1. But not before a small diversion...to Newhaven Quay
One thing I'd forgotten about public buses is that they tend to come less frequently on Sundays compared to weekdays. So sadly, I arrived at the bus-stop only to realize that the next bus to Portobello would come in a very tedious-sounding 40 minutes! In the end, I opted for an earlier bus to Newhaven, (small village next to Leith) thinking I would make my way down to Portobello from there later in the day.
I've learnt that Newhaven used to see better days as a bustling port and shipbuilding centre. However it's pretty quiet these days, as I observed when I went - or perhaps that's just Newhaven on a Sunday afternoon?
In any case, I really liked the lighthouse which stands at the edge of the quay - it was built in 1869, and has since fallen into disrepair. I don't think the lighthouse is in use now, but it still remains - evocative of better days in this maritime village perhaps? In any case, a pretty and somewhat romantic feature to contemplate.
At the same time, it was also somewhat surreal to be flanked on either side by completely different-looking structures - tiny, homely villages across the Firth of Forth toward the left, and modern waterfront condominiums on my immediate right. The latter in particular, would not look out of place at all in Singapore!
2. Finally! Arriving at the Beach
Portobello gives out an entirely different vibe from Newhaven. Like the latter, it is also located on the coast of the Firth of Forth. However unlike Newhaven, Portobello gives the impression of a fashionable early 20th-century seaside resort - the kind of place the 'middle classes' would escape to over the weekend for a little bit of sun and sand. There are quaint looking signs along Portobello High Street which direct visitors to the Beach and other leisure facilities in the vicinity.
And that's one thing Portobello has which the fancy plages in Nice don't - bountiful amounts of lovely, soft tan-coloured sand. Nice's beaches are rocky and generally not very nice to walk or lie on, especially when the pebbles are heated up by the noon-time sun (ouch!) Portobello however, is perfect for a leisurely seaside stroll.

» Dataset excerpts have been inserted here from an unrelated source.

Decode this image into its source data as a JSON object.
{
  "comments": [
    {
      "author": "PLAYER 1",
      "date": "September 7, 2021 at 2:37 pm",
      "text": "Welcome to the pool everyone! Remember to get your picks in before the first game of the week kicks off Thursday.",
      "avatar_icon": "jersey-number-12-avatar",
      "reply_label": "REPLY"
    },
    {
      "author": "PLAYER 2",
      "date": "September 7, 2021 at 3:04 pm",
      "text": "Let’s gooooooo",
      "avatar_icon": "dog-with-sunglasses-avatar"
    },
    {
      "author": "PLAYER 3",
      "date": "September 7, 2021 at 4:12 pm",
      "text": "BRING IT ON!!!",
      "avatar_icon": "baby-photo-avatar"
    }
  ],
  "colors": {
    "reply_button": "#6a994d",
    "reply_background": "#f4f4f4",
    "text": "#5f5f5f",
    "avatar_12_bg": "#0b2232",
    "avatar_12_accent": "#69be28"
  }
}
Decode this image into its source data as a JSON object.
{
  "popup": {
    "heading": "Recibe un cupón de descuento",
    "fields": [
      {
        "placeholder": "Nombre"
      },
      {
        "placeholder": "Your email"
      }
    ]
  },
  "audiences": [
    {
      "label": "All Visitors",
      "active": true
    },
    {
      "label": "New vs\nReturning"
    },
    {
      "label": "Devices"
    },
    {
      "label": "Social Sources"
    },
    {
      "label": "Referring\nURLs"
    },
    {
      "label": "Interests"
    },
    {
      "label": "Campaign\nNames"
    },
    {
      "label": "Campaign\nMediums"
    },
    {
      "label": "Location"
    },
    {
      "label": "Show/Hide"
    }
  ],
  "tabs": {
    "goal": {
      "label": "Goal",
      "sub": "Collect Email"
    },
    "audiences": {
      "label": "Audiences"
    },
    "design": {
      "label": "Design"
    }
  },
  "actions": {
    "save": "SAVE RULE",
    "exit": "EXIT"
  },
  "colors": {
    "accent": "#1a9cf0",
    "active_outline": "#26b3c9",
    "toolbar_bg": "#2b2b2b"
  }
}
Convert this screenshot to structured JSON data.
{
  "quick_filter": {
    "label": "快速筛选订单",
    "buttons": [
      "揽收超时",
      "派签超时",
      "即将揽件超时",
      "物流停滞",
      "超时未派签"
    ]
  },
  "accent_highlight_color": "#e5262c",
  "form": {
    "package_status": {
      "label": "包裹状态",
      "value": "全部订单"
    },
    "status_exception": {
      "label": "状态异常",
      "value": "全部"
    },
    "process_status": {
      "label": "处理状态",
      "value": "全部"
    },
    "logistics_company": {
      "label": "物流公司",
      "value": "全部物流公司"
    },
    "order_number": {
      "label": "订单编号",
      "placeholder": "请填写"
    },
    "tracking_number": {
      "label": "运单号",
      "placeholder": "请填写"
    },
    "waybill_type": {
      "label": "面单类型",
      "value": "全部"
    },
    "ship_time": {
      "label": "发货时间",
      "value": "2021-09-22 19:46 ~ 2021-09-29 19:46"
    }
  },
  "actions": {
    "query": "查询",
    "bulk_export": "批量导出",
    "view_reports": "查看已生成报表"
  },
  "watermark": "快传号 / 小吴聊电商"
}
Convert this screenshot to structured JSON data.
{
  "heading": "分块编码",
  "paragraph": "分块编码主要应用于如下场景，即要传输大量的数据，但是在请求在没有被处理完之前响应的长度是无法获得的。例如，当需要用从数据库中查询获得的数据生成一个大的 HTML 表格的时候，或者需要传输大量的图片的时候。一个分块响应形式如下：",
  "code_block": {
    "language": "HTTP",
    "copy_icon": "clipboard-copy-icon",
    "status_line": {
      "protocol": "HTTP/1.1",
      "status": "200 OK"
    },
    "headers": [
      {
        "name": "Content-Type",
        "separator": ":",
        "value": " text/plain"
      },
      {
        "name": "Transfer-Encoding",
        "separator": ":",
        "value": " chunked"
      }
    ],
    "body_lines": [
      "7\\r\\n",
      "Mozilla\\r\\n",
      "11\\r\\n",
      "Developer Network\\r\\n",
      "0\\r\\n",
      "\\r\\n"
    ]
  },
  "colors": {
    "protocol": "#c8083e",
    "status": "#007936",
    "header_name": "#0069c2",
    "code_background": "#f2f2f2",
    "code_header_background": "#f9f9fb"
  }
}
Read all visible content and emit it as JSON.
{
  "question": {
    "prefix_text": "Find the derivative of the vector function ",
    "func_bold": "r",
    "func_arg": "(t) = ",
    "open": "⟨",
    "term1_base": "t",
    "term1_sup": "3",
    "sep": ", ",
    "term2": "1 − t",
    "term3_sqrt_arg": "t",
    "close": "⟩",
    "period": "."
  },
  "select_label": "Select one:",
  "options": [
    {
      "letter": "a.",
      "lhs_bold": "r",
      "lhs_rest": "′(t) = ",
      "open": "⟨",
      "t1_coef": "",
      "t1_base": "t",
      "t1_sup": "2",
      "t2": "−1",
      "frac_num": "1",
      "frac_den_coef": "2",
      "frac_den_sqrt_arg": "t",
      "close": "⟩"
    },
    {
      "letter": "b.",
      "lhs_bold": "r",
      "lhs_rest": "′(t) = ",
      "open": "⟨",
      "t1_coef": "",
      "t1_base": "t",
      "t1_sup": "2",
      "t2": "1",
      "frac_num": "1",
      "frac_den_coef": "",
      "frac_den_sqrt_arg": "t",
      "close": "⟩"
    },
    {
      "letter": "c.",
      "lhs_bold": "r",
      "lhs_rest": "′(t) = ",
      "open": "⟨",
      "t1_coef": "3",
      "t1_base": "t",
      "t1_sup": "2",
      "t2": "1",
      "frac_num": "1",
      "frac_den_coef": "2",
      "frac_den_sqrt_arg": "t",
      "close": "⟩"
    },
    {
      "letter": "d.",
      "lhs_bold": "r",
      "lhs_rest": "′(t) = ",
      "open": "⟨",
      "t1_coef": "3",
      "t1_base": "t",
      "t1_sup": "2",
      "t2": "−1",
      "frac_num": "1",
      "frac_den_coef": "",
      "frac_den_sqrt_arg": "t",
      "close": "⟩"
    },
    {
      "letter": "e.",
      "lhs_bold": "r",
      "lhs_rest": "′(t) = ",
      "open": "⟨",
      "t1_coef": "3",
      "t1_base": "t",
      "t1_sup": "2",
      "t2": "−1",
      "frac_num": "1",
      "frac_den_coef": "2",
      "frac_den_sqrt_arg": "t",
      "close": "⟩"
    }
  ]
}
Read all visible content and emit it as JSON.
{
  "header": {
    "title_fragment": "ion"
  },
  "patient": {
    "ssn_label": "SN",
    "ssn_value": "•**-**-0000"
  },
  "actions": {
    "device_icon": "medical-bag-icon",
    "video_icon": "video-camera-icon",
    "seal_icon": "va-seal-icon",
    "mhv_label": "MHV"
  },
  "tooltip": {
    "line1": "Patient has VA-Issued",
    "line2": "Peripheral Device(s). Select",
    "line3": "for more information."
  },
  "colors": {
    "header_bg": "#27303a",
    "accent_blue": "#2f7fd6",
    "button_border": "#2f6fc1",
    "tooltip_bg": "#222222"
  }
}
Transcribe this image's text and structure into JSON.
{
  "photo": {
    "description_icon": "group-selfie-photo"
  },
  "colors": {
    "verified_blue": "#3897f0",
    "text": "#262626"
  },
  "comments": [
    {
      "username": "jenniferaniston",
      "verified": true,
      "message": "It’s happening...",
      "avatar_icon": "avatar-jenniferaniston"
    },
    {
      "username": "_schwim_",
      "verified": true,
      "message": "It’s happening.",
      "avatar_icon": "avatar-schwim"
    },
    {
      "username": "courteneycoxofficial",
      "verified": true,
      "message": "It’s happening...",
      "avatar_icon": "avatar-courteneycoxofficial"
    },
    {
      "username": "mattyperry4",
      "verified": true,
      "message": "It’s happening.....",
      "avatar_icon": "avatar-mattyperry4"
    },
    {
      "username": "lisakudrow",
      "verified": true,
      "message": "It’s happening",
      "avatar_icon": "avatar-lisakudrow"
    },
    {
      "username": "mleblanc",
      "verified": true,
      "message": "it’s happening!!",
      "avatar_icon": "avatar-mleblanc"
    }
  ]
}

You can kick of your shoes and walk about freely, feeling the sand run through your toes...as mentioned earlier, the beach is quite clean so little worries that you'll step on a broken beer bottle or the like.
There are also plenty of benches and rocky ledges along the promenade where you can sit down with an ice-cream or takeaway fish 'n chips (there are eateries along the beach), and just soak in the sun. Really enjoyed just sitting by the beach, reading my book and listening to the sound of the incoming tide. Ah, bliss!